2.3. In Silico Studies

2.3.1. Molecular Docking

A molecular docking experiment gives deep insight into the binding affinity between a specific compound and the target receptor [43]. The biological efficacy of a compound is linked to its better binding energy value and the degree of similarity in the binding mode compared the reference ligand [43]. To investigate the binding hallmarks of the targeted compounds against VEGFR-2, molecular docking studies were fulfilled by MOE. 2019.01 (Montreal, QC, Canada). The X-ray structure of VEGFR-2 co-crystallized with sorafenib was obtained from the Protein Data Bank (PDB ID: 4ASD) [14]. The docking process was firstly verified by re-docking of sorafenib inside the active pocket of VEGFR-2 (Figure 5). The low value (≤2.0 Å) of root mean square deviation (RMSD) of the docked conformer of sorafenib in the experimental crystal validates the utilized scoring function [27,44]. In the current study, the RMSD between the co-crystallized conformer and the re-docked one is 0.79 Å. This indicates the correctness of the employed docking protocol. The docking scores of the tested ligands are summarized in Table 7, and their binding features inside the active site of the target protein are depicted. The binding poses with the highest energy scores were selected for analysis. The outputted files from MOE software were visualized with Discovery Studio 4.0 software (San Diego, CA, USA).
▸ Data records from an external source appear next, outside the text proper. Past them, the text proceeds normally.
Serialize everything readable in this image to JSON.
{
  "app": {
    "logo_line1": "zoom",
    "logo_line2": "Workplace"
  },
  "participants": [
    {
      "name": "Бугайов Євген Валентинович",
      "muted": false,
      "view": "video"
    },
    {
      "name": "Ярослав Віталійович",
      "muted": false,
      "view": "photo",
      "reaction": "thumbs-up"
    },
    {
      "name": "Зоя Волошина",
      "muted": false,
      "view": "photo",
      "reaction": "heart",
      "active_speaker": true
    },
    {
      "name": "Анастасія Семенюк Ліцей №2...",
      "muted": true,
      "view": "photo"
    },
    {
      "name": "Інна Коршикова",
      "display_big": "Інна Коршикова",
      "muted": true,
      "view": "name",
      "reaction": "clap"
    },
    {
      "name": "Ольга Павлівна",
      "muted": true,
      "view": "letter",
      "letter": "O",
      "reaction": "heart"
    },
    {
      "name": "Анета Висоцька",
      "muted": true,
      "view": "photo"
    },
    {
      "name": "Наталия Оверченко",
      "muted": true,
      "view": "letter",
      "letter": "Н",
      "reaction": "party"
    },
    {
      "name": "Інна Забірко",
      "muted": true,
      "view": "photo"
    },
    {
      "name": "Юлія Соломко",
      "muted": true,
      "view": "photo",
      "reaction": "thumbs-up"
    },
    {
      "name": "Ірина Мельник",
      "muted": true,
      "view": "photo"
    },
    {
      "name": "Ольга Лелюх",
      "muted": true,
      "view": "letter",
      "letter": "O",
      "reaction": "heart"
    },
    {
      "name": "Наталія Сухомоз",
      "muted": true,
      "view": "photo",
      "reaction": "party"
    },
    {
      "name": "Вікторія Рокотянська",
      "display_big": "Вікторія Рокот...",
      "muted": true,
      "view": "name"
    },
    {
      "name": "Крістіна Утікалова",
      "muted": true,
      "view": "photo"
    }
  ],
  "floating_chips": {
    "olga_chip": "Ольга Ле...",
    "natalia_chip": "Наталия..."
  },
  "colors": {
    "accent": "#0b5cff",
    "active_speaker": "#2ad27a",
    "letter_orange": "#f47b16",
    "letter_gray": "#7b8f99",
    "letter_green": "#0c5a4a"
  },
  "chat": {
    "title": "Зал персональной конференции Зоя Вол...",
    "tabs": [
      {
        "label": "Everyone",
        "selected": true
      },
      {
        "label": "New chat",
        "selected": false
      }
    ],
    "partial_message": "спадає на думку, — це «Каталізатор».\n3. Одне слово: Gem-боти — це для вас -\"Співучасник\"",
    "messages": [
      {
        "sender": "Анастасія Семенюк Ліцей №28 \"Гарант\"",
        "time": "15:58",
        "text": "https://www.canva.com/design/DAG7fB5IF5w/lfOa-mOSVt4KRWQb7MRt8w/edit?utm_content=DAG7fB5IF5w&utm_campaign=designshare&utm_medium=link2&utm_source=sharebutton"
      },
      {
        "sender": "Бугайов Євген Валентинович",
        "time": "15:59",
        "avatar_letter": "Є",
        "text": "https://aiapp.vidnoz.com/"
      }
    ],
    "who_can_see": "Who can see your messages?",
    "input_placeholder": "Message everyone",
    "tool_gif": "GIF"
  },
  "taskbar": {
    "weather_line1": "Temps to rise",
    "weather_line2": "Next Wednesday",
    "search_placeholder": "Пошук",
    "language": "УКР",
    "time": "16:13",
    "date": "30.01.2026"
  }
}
Tyrosine kinase inhibitors have been divided into two types of binding patterns, (type I and II). Type I inhibitors bind to the kinase’s active form’s adenosine triphosphate (ATP) binding site, resulting in reduced selectivity, whereas type II inhibitors bind to the ATP site and the allosteric, hydrophobic site, resulting in great selectivity. This interaction takes place when the kinases are inactive. The kinase enzymes’ active and inactive phases are controlled by the conserved triad Asp–Phe–Gly (DGF). DGF-in conformation was observed in the active state, whereas DFG-out conformation was observed in the inactive state. The front and back pockets make up the VEGFR-2 active site’s basic architecture. A crucial residue related to the ATP binding front pocket is Cys919. Glu885 and Asp1046 are found in the back hydrophobic pocket. The Glu885 is located on the C helix, and Asp1046 is a crucial component of the triad [16].
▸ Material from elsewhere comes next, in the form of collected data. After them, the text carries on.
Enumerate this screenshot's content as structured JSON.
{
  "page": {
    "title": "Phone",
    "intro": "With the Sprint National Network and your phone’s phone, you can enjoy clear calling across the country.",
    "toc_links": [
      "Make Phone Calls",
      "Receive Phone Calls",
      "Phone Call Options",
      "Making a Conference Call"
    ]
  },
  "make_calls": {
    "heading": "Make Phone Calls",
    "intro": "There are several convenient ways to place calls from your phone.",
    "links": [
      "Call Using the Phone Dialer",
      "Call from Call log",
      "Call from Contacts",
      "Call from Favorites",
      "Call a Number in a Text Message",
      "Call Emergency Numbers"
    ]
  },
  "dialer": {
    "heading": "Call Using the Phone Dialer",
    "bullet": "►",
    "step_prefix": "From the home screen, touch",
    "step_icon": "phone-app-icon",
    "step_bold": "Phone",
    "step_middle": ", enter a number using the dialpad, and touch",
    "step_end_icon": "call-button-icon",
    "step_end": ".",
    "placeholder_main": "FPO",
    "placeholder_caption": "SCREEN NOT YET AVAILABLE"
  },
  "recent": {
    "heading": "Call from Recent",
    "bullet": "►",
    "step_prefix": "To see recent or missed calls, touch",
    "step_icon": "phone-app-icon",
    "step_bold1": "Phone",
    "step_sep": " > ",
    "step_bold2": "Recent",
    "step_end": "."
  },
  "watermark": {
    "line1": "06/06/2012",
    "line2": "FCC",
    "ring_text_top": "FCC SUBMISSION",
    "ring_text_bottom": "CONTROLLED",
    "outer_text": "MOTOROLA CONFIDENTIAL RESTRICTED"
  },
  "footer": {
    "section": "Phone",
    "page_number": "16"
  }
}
A molecular docking study of sorafenib was carried out to study its binding interactions and orientation. This binding pattern showed a docking score of −36.23 kcal/mol with ten hydrogen bonds (H-bonds) and nine hydrophobic interactions. The carbonyl group of the N- methylpicolinamide head was involved in an H-bond with the vital amino acid Cys919 in the hinge region. Likewise, the pyridine ring was involved in three hydrophobic interactions against the hydrophobic pocket built by the amino acid, Leu1035, Phe918 (pi–pi stacking), and Ala866. Additionally, the spacer phenyl ring is bound to another hydrophobic pocket comprised of Lys 868, Val916, and Val899. Further, the urea moiety was involved in three H-bonds at the DFG motif, where the two NH made two H-bonds with Glu885 and the carbonyl group of the urea interacted with Asp1046. Finally, the terminal phenyl ring was involved in hydrophobic interactions (pi–pi stacking) with Leu1019, Ile1044, and His1026 (Figure 6).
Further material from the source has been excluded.